Society and Ethics Research, Wellcome Genome Campus, Cambridge, UK
Department of Public Health and Primary Care, University of Cambridge, Cambridge, UK.
J Med Ethics. 2022 May;48(5):323-328. doi: 10.1136/medethics-2020-107020. Epub 2021 Mar 19.
New models of data governance for health data are a focus of growing interest in an era of challenge to the social licence. In this article, we reflect on what the data trust model, which is founded on principles of participatory governance, can learn from experiences of involving and engagement of members of the public and participants in the governance of large-scale biobanks. We distinguish between upstream and ongoing governance models, showing how they require careful design and operation if they are to deliver on aspirations for deliberation and participation. Drawing on this learning, we identify a set of considerations important to future design for data trusts as they seek to ensure just, proportionate and fair governance. These considerations relate to the timing of involvement of participants, patterns of inclusion and exclusion, and responsiveness to stakeholder involvement and engagement.
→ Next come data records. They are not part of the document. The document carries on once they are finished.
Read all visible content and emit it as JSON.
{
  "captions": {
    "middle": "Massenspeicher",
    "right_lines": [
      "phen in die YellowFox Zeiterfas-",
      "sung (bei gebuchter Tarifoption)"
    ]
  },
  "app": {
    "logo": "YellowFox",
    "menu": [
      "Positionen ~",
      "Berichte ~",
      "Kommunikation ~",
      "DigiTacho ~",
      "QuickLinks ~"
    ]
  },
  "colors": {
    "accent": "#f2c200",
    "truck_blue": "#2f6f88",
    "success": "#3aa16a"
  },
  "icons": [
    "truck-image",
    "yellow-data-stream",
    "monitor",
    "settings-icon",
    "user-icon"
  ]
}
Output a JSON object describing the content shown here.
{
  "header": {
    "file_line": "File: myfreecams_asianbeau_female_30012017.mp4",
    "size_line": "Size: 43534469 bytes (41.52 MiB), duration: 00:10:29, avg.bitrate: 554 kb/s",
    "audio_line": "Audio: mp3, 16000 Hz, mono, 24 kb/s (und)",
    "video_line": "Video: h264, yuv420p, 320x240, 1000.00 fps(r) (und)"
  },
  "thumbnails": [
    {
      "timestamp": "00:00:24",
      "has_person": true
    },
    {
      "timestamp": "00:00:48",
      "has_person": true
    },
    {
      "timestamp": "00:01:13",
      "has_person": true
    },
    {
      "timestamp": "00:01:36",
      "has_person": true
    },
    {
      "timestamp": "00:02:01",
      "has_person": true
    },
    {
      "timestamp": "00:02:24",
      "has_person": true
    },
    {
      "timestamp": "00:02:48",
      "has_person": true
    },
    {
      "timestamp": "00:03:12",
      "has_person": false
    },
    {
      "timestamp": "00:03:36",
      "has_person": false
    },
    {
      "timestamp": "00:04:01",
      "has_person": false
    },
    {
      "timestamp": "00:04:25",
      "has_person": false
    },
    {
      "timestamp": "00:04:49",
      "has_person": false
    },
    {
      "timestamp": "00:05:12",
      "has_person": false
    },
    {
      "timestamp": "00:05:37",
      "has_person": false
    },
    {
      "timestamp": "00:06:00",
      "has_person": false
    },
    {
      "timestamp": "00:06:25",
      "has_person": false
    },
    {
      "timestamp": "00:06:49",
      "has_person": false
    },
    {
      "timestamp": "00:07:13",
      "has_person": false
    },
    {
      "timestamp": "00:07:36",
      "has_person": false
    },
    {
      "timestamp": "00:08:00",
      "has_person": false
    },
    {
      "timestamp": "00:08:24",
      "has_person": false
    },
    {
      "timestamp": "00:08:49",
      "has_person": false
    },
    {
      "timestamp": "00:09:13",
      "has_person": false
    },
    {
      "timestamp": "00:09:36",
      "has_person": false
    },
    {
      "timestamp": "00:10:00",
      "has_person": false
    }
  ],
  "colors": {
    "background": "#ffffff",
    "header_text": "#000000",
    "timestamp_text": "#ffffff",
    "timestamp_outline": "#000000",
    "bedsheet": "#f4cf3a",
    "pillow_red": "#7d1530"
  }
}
We emphasise that the evolution of governance models for data should be matched by a commitment to evaluation.
在社会许可受到挑战的时代,健康数据的数据治理新模式受到越来越多的关注。在本文中,我们反思了基于参与式治理原则的数据信托模式可以从公众成员和大型生物库治理参与者的参与和参与经验中学到什么。我们区分了上游和持续的治理模式,展示了如果要实现审议和参与的愿望,它们需要精心设计和运作。借鉴这一学习成果,我们确定了一套对于数据信托未来设计很重要的考虑因素,因为它们试图确保公正、相称和公平的治理。这些考虑因素涉及参与者参与的时间安排、包容和排斥的模式,以及对利益相关者参与和参与的响应。我们强调,数据治理模式的演变应配以对评估的承诺。